With the growing adoption of blockchain technology and thousands of cryptocurrencies, a whole array of companies has popped up to support the sector — from asset managers to banks to crypto miners. And as the price of the world’s largest cryptocurrency, Bitcoin (BTC -4.10%), has dropped more than 52% this year, crypto stocks have followed suit.
However, one crypto stock in particular has proven remarkably resilient. While the company’s stock price has dropped off at times, its business is operating incredibly well even through the volatility.
A durable business model
The crypto bank Silvergate Capital (SI 0.51%) went public in 2019. It offered critical infrastructure for institutions looking to trade cryptocurrencies with crypto exchanges, as management saw early on that cryptocurrencies would be investable assets.
Silvergate has developed a proprietary real-time payments system called the Silvergate Exchange Network (SEN), which allows multiple parties on the network to transfer funds 24 hours per day and seven days a week, all year round. The U.S. banking system doesn’t operate around the clock, while cryptocurrencies do, making SEN a very efficient way to trade crypto.
Silvergate doesn’t hold any cryptocurrencies on its balance sheet, but benefits when SEN clients bring large sums of non-interest-bearing deposits to the bank. The bank doesn’t pay any interest on these, and it can invest them into the bond market or into loans and make money on the spread. Not only does Silvergate not pay interest on these deposits, but SEN has also helped the bank rapidly grow deposits.
While there’s debate whether Bitcoin can be a hedge against inflation due to its finite supply, Silvergate’s business model definitely makes it an inflation hedge — as interest rates rise, so do the yields on bonds and many of its loans. We saw this dynamic play out in the second quarter of the year when Silvergate, despite the plummeting price of Bitcoin, generated a record $1.13 in earnings per share. That’s because it was able to grow the revenue from loans and bonds by nearly 40% from the first quarter.
Credit quality continues to be strong
Two big concerns during the second quarter led investors to sell the stock: how deposit levels would trend, and whether there would be any forced liquidations or losses on Silvergate’s specialized lending product, SEN Leverage.
SEN Leverage is a U.S. dollar line of credit collateralized by Bitcoin. The product seems very safe because Silvergate has borrowers heavily collateralize the U.S. dollar loan amount with an equivalent amount of Bitcoin, and sometimes more. Furthermore, Silvergate keeps the collateral with partner custodians, and since Bitcoin trades around the clock, it’s arguably the most liquid form of collateral.
In March, Silvergate issued a $205 million term loan to the business intelligence and Bitcoin buyer MicroStrategy (MSTR -5.70%), which used the proceeds to buy more Bitcoin. Some investors may have worried when MicroStrategy said in May that if the price of Bitcoin fell below $21,000, it could trigger a margin call.
It is possible this happened at some point over the past few weeks, but with no forced liquidations, Silvergate’s credit still had a clean bill of health in the second quarter. Furthermore, Silvergate still has incredibly high levels of capital. On the Q2 earnings call, CEO Alan Lane said of SEN Leverage that “I don’t think you’re going to see this as … high multiples of our capital base.”
For the first time since going public, the bank saw average digital currency deposits fall from $14.7 billion in the first quarter to $13.8 billion in the second.
Obviously, deposits are a big driver of profitability for the bank, so this isn’t what investors want to see. But considering that the price of Bitcoin fell from over $45,500 at the end of Q1 to less than $20,000 at the end of Q2, things certainly could have been worse.

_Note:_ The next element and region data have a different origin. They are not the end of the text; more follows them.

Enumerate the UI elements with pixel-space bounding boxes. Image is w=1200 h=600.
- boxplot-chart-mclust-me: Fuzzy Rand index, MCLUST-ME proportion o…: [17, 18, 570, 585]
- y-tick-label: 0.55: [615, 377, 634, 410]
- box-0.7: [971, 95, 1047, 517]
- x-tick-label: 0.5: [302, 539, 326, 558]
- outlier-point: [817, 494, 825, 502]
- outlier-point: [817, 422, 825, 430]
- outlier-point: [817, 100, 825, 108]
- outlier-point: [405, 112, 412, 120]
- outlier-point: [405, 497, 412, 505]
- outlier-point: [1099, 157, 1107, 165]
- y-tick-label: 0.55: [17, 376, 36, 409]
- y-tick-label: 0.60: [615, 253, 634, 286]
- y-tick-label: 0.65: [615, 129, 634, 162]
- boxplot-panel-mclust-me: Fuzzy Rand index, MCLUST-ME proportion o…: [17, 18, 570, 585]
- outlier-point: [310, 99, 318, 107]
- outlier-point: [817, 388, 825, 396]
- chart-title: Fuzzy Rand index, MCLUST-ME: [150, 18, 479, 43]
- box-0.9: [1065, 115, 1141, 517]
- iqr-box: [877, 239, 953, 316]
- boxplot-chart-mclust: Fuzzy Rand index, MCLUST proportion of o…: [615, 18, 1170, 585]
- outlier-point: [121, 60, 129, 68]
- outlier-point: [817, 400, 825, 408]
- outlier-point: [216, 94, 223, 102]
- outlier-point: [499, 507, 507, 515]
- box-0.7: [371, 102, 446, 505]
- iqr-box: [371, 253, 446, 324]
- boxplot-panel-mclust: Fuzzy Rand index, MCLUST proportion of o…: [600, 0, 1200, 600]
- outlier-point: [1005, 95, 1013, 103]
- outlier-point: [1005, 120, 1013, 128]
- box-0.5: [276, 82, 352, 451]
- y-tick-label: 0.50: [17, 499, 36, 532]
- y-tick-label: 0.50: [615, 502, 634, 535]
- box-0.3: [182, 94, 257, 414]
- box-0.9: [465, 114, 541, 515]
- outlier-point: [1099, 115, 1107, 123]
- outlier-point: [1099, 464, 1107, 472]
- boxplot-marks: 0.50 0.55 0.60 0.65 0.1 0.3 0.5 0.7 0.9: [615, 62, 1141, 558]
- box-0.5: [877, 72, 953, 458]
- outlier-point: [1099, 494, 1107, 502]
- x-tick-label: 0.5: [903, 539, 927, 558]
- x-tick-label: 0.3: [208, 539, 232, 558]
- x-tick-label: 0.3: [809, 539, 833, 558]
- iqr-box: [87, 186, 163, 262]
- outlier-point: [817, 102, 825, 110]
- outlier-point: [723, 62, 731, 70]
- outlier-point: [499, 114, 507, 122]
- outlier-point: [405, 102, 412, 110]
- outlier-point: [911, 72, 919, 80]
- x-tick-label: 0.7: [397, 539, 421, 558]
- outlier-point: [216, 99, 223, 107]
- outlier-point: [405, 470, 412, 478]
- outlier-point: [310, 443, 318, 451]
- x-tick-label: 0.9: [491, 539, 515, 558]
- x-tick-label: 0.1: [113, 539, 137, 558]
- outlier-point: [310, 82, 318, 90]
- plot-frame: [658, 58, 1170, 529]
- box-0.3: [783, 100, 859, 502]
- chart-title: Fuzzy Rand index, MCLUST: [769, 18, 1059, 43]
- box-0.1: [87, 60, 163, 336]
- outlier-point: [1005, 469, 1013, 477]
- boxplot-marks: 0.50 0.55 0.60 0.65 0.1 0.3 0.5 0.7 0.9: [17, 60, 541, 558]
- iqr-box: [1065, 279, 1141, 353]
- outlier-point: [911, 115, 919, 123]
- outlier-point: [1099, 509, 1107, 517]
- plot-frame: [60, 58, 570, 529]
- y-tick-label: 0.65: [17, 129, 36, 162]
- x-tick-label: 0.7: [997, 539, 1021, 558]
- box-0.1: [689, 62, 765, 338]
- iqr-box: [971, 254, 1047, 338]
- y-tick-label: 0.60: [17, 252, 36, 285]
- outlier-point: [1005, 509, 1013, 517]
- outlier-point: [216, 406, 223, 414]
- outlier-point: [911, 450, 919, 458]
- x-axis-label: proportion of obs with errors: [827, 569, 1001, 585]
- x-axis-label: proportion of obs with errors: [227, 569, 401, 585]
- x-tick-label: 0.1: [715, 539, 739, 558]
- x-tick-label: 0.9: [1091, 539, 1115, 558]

Interestingly, there was also a huge variation in average deposit levels during Q2, with the high being $17.6 billion and the low being $12.6 billion.
Management attributed the wide range of deposit levels to “significant dislocation that occurred throughout the broader ecosystem, which was in part impacted by the collapse of various digital asset platforms.” However, Silvergate didn’t lose any customers due to these events, and still pays out no interest on its deposits. In fact, SEN added 85 customers in Q2, bringing the total to 1,585 customers. Lane also said that the pipeline of customers remains “robust,” with 300 prospects.
Silvergate has the first-mover advantage as the first bank to launch this kind of network, so its network becomes more attractive the bigger it gets. It also takes a lot of time to get onboarded onto SEN, so it seems like clients are taking a somewhat long-term view of the crypto industry when they decide to join the network.
I continue to believe that the model Silvergate has implemented with SEN is sustainable through the ups and downs of the crypto cycle. When rates rise, the company is able to make more money on its deposits, and SEN Leverage loans are highly collateralized and extremely liquid.
While Bitcoin might fall in the near term, in the long term I believe both Bitcoin and crypto trading are here to stay; this makes the infrastructure Silvergate offers very attractive and valuable, especially as the network grows. I remain bullish on the stock.